To the Editor: We read with interest Giles and colleagues’ recent article, which examined the adoption of strategies to reduce perinatal transmission of HIV infection in Australia.1 They found that uptake of strategies to reduce perinatal HIV transmission had increased, with widespread use of antiretroviral therapy (ART) and breastfeeding avoidance. The authors also noted that caesarean birth was a strategy less commonly utilised by women with HIV infection. They made particular comment about the caesarean delivery rate for women known to have HIV infection in Western Australia. It was disappointing that the authors did not refer to our recent publication describing the low rate of perinatal HIV transmission in WA using an individualised delivery modality policy.2

In our consecutive series of 56 pregnancies between 1991 and 2005, 48 (86%) were managed by a multidisciplinary team, with 98% (47/48) of women receiving ART (one woman actively declined this intervention). Only one baby in the group who received care through the multidisciplinary team acquired perinatal HIV. This pregnancy occurred in 1991 in a woman with advanced disease who received zidovudine monotherapy, a situation not applicable today.

Elective caesarean delivery was based on either obstetric indications or a high HIV RNA level; 75% of women in our series had a vaginal delivery. The findings of our study were of particular note because 39% of mothers were Aboriginal, and predominantly from rural and remote regions of WA.

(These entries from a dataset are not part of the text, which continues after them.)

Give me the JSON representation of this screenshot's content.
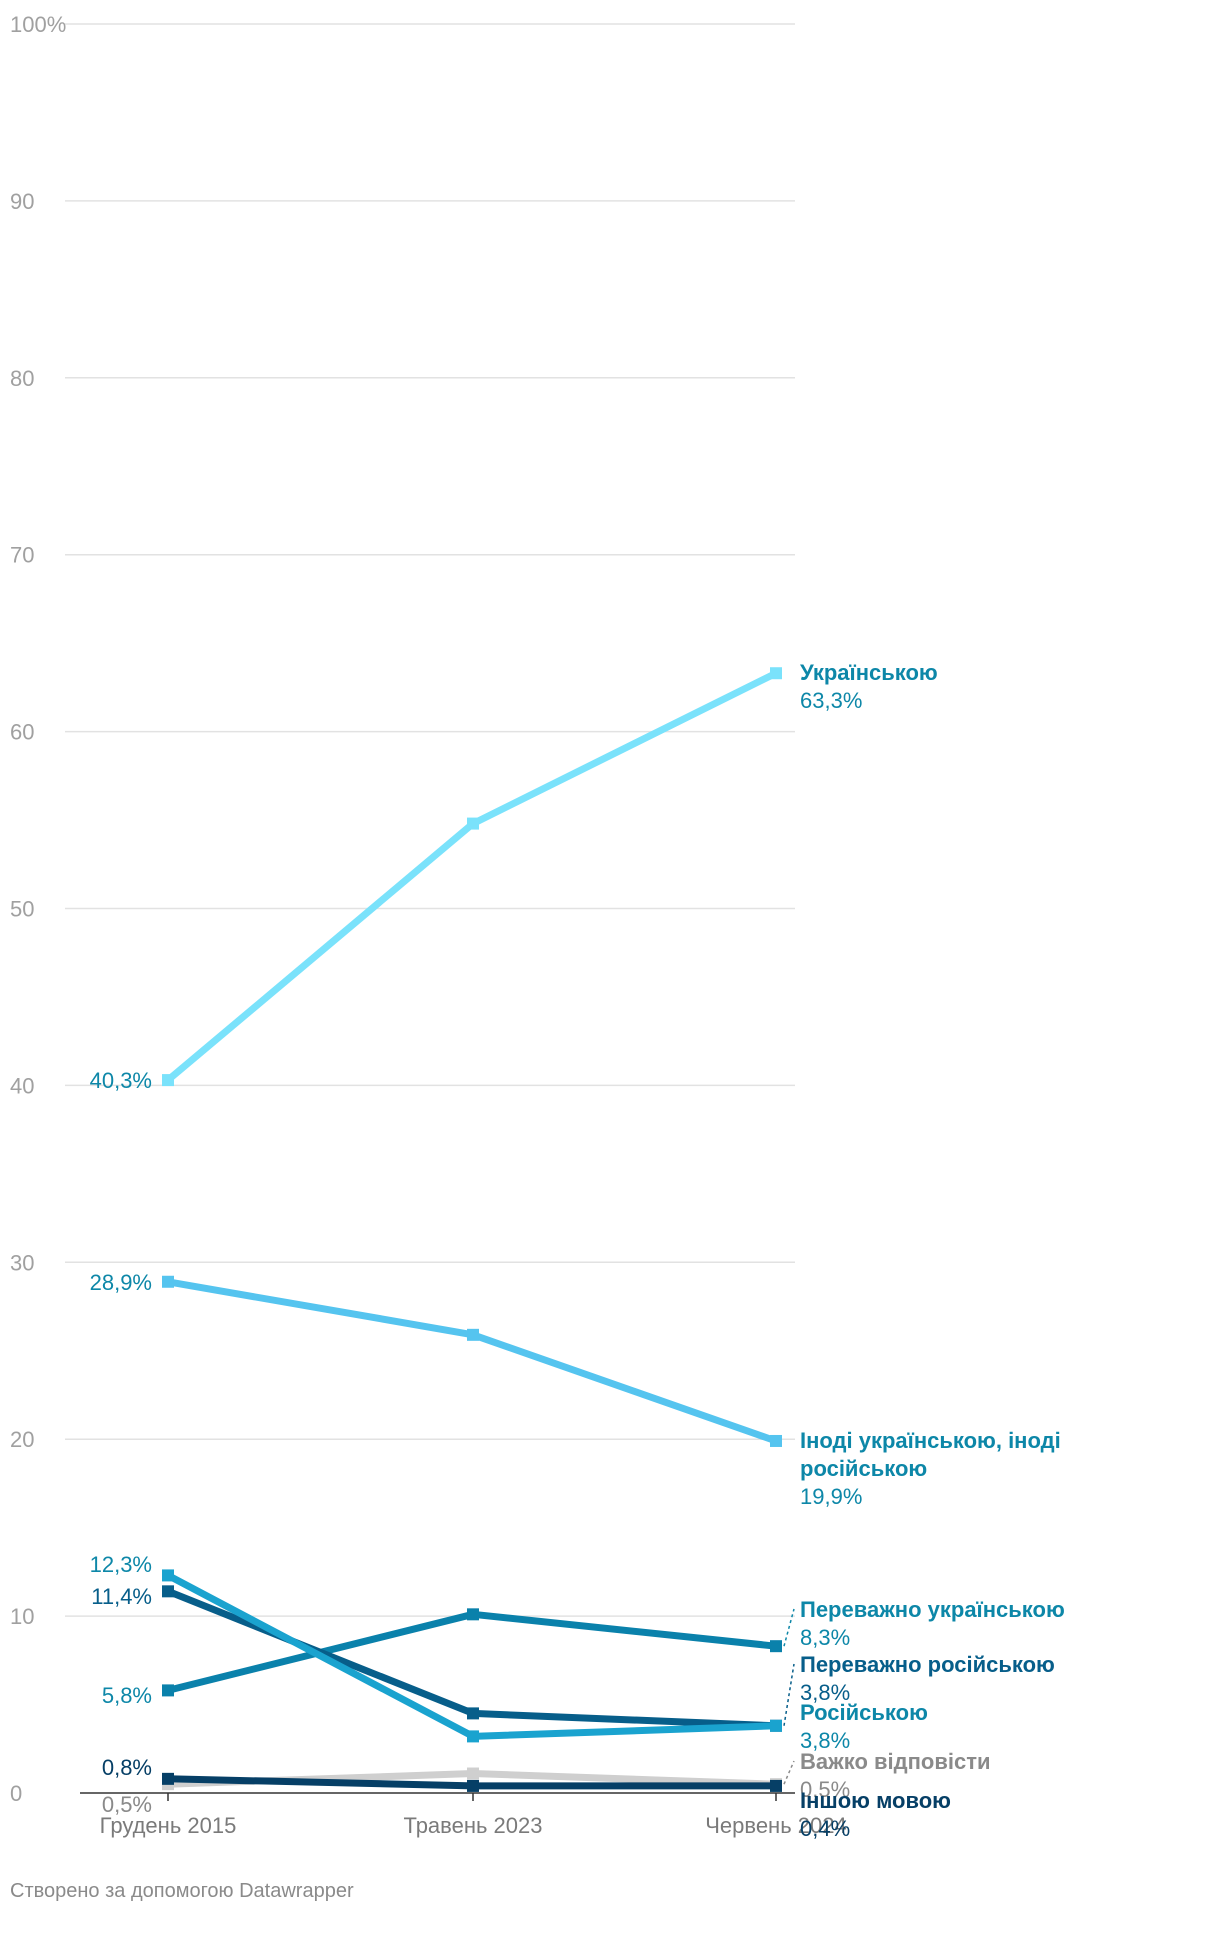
{
  "chart_data": {
    "type": "line",
    "categories": [
      "Грудень 2015",
      "Травень 2023",
      "Червень 2024"
    ],
    "ylim": [
      0,
      100
    ],
    "yticks": [
      0,
      10,
      20,
      30,
      40,
      50,
      60,
      70,
      80,
      90,
      100
    ],
    "ytick_labels": [
      "0",
      "10",
      "20",
      "30",
      "40",
      "50",
      "60",
      "70",
      "80",
      "90",
      "100%"
    ],
    "grid": true,
    "series": [
      {
        "name": "Українською",
        "values": [
          40.3,
          54.8,
          63.3
        ],
        "color": "#7ae2fb",
        "label_color": "#0d87a8",
        "start_label": "40,3%",
        "end_label": [
          "Українською"
        ],
        "end_value": "63,3%"
      },
      {
        "name": "Іноді українською, іноді російською",
        "values": [
          28.9,
          25.9,
          19.9
        ],
        "color": "#55c4ef",
        "label_color": "#0d87a8",
        "start_label": "28,9%",
        "end_label": [
          "Іноді українською, іноді",
          "російською"
        ],
        "end_value": "19,9%"
      },
      {
        "name": "Переважно українською",
        "values": [
          5.8,
          10.1,
          8.3
        ],
        "color": "#0a81ab",
        "label_color": "#0d87a8",
        "start_label": "5,8%",
        "end_label": [
          "Переважно українською"
        ],
        "end_value": "8,3%"
      },
      {
        "name": "Переважно російською",
        "values": [
          11.4,
          4.5,
          3.8
        ],
        "color": "#075e8a",
        "label_color": "#075e8a",
        "start_label": "11,4%",
        "end_label": [
          "Переважно російською"
        ],
        "end_value": "3,8%"
      },
      {
        "name": "Російською",
        "values": [
          12.3,
          3.2,
          3.8
        ],
        "color": "#1aa3cf",
        "label_color": "#0d87a8",
        "start_label": "12,3%",
        "end_label": [
          "Російською"
        ],
        "end_value": "3,8%"
      },
      {
        "name": "Важко відповісти",
        "values": [
          0.5,
          1.1,
          0.5
        ],
        "color": "#cfcfcf",
        "label_color": "#8a8a8a",
        "start_label": "0,5%",
        "end_label": [
          "Важко відповісти"
        ],
        "end_value": "0,5%"
      },
      {
        "name": "Іншою мовою",
        "values": [
          0.8,
          0.4,
          0.4
        ],
        "color": "#063f66",
        "label_color": "#063f66",
        "start_label": "0,8%",
        "end_label": [
          "Іншою мовою"
        ],
        "end_value": "0,4%"
      }
    ]
  },
  "footer": "Створено за допомогою Datawrapper"
}
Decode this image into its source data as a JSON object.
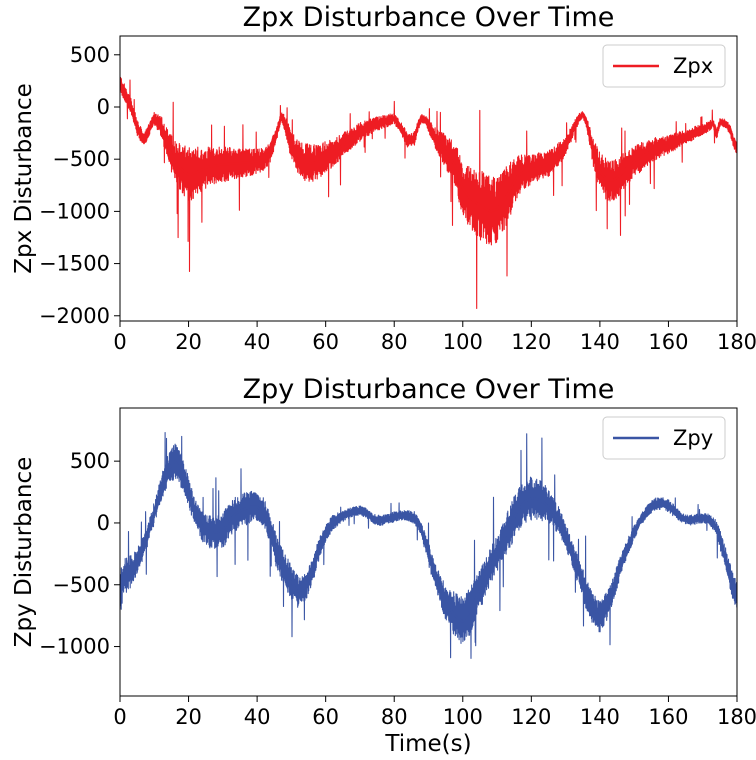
{
  "chart_data": [
    {
      "type": "line",
      "title": "Zpx Disturbance Over Time",
      "xlabel": "",
      "ylabel": "Zpx Disturbance",
      "xlim": [
        0,
        180
      ],
      "ylim": [
        -2050,
        680
      ],
      "xticks": [
        0,
        20,
        40,
        60,
        80,
        100,
        120,
        140,
        160,
        180
      ],
      "yticks": [
        500,
        0,
        -500,
        -1000,
        -1500,
        -2000
      ],
      "ytick_labels": [
        "500",
        "0",
        "−500",
        "−1000",
        "−1500",
        "−2000"
      ],
      "grid": false,
      "legend_position": "top-right",
      "series": [
        {
          "name": "Zpx",
          "color": "#ee1c23",
          "x": [
            0,
            1,
            2,
            3,
            4,
            5,
            7,
            9,
            10,
            12,
            14,
            16,
            18,
            20,
            22,
            24,
            26,
            28,
            30,
            32,
            34,
            36,
            38,
            40,
            42,
            44,
            46,
            47,
            48,
            50,
            52,
            54,
            56,
            58,
            60,
            63,
            66,
            70,
            74,
            78,
            80,
            82,
            84,
            86,
            87,
            88,
            89,
            90,
            92,
            94,
            96,
            98,
            100,
            102,
            104,
            106,
            108,
            110,
            112,
            114,
            116,
            118,
            120,
            122,
            124,
            126,
            128,
            130,
            132,
            134,
            135,
            136,
            137,
            138,
            140,
            142,
            144,
            146,
            148,
            150,
            152,
            154,
            156,
            158,
            160,
            162,
            164,
            166,
            168,
            170,
            172,
            173,
            174,
            175,
            176,
            177,
            178,
            179,
            180
          ],
          "y": [
            230,
            160,
            90,
            20,
            -80,
            -200,
            -320,
            -180,
            -110,
            -180,
            -380,
            -520,
            -600,
            -650,
            -630,
            -600,
            -570,
            -560,
            -550,
            -545,
            -540,
            -535,
            -530,
            -520,
            -500,
            -430,
            -220,
            -90,
            -150,
            -370,
            -480,
            -530,
            -540,
            -520,
            -480,
            -420,
            -340,
            -240,
            -170,
            -130,
            -110,
            -200,
            -330,
            -300,
            -170,
            -110,
            -120,
            -180,
            -300,
            -380,
            -470,
            -580,
            -780,
            -870,
            -920,
            -960,
            -1000,
            -980,
            -900,
            -780,
            -660,
            -620,
            -600,
            -580,
            -560,
            -520,
            -450,
            -380,
            -230,
            -100,
            -70,
            -140,
            -270,
            -420,
            -620,
            -700,
            -700,
            -650,
            -580,
            -520,
            -480,
            -440,
            -400,
            -380,
            -360,
            -330,
            -300,
            -280,
            -240,
            -220,
            -180,
            -150,
            -260,
            -150,
            -150,
            -170,
            -220,
            -330,
            -400
          ],
          "band": [
            80,
            80,
            80,
            80,
            80,
            80,
            60,
            60,
            60,
            100,
            160,
            200,
            240,
            260,
            250,
            220,
            200,
            180,
            170,
            160,
            150,
            140,
            130,
            120,
            110,
            100,
            60,
            40,
            80,
            140,
            170,
            180,
            180,
            170,
            150,
            130,
            110,
            90,
            70,
            60,
            50,
            60,
            70,
            70,
            50,
            40,
            40,
            60,
            100,
            140,
            180,
            220,
            260,
            300,
            320,
            340,
            340,
            320,
            300,
            260,
            200,
            160,
            140,
            140,
            130,
            120,
            110,
            90,
            70,
            40,
            30,
            50,
            90,
            140,
            180,
            200,
            200,
            190,
            170,
            150,
            140,
            120,
            110,
            100,
            90,
            80,
            70,
            60,
            60,
            50,
            50,
            40,
            60,
            40,
            40,
            40,
            50,
            60,
            60
          ]
        }
      ]
    },
    {
      "type": "line",
      "title": "Zpy Disturbance Over Time",
      "xlabel": "Time(s)",
      "ylabel": "Zpy Disturbance",
      "xlim": [
        0,
        180
      ],
      "ylim": [
        -1400,
        930
      ],
      "xticks": [
        0,
        20,
        40,
        60,
        80,
        100,
        120,
        140,
        160,
        180
      ],
      "yticks": [
        500,
        0,
        -500,
        -1000
      ],
      "ytick_labels": [
        "500",
        "0",
        "−500",
        "−1000"
      ],
      "grid": false,
      "legend_position": "top-right",
      "series": [
        {
          "name": "Zpy",
          "color": "#3a55a4",
          "x": [
            0,
            1,
            2,
            4,
            6,
            8,
            10,
            12,
            14,
            16,
            18,
            20,
            22,
            24,
            26,
            28,
            30,
            32,
            34,
            36,
            38,
            40,
            42,
            44,
            46,
            48,
            50,
            52,
            54,
            56,
            58,
            60,
            62,
            64,
            66,
            68,
            70,
            72,
            74,
            76,
            78,
            80,
            82,
            84,
            86,
            88,
            90,
            92,
            94,
            96,
            98,
            100,
            102,
            104,
            106,
            108,
            110,
            112,
            114,
            116,
            118,
            120,
            122,
            124,
            126,
            128,
            130,
            132,
            134,
            136,
            138,
            140,
            142,
            144,
            146,
            148,
            150,
            152,
            154,
            156,
            158,
            160,
            162,
            164,
            166,
            168,
            170,
            172,
            174,
            176,
            178,
            180
          ],
          "y": [
            -600,
            -430,
            -420,
            -370,
            -250,
            -100,
            80,
            280,
            430,
            500,
            420,
            250,
            80,
            -30,
            -70,
            -80,
            -60,
            20,
            80,
            110,
            130,
            130,
            80,
            -70,
            -260,
            -380,
            -480,
            -560,
            -520,
            -400,
            -220,
            -80,
            0,
            40,
            70,
            90,
            100,
            80,
            30,
            20,
            30,
            50,
            60,
            60,
            40,
            -60,
            -250,
            -430,
            -580,
            -690,
            -760,
            -800,
            -720,
            -600,
            -480,
            -350,
            -250,
            -130,
            -20,
            100,
            170,
            200,
            190,
            160,
            100,
            20,
            -100,
            -260,
            -400,
            -570,
            -700,
            -760,
            -680,
            -520,
            -350,
            -200,
            -80,
            30,
            110,
            150,
            160,
            140,
            90,
            40,
            20,
            30,
            40,
            30,
            -40,
            -220,
            -440,
            -600
          ],
          "band": [
            180,
            150,
            140,
            120,
            100,
            90,
            90,
            100,
            130,
            150,
            140,
            120,
            110,
            120,
            130,
            140,
            150,
            150,
            140,
            140,
            130,
            120,
            120,
            130,
            140,
            140,
            140,
            130,
            120,
            110,
            90,
            70,
            60,
            50,
            40,
            40,
            40,
            40,
            40,
            40,
            40,
            40,
            40,
            40,
            50,
            60,
            90,
            110,
            130,
            160,
            190,
            200,
            190,
            170,
            160,
            150,
            150,
            160,
            170,
            180,
            180,
            180,
            170,
            150,
            130,
            110,
            100,
            110,
            120,
            130,
            130,
            130,
            120,
            110,
            90,
            70,
            60,
            50,
            50,
            50,
            50,
            50,
            50,
            40,
            40,
            40,
            40,
            40,
            60,
            90,
            110,
            120
          ]
        }
      ]
    }
  ]
}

Although the patient numbers in our study were small, the current international evidence does not support mandatory caesarean delivery for women receiving ART with undetectable plasma HIV RNA.3 The risk of vertical transmission in this circumstance is low, and caesarean birth is associated with short- and long-term morbidity (most notably, placenta accreta). Recent series have shown a trend of increasing vaginal birth rates among women with well controlled HIV infection.4,5

When infection is well controlled, we believe that the mode of delivery should be individualised, and vaginal birth should be an option for women who desire this delivery method. It is disappointing that Giles and colleagues appear to imply that the low caesarean delivery rate in WA is a reflection of suboptimal HIV care processes, rather than evidence-based practice.

In reply: We were interested in Gilles and colleagues’ response to our analysis of the uptake of interventions to prevent perinatal HIV transmission in Australia.

As Gilles et al state, the reported rates of perinatal HIV transmission are low in Western Australia, where the choice of delivery modality is individualised. We agree that the additional benefit of elective caesarean section in women being treated with highly active antiretroviral therapy with an undetectable viral load is not known.

We also agree that elective caesarean section is associated with potential risks, and women should have a choice regarding mode of delivery. This choice should be informed by other obstetric factors, maternal viral load, and the clinical setting in which delivery takes place.

Geographic variation in such factors is likely, and will certainly contribute to differences across states in the uptake of preventive interventions. Ongoing national surveillance will help ensure that women with HIV infection and their children benefit as much as possible from evidence-based obstetric practices.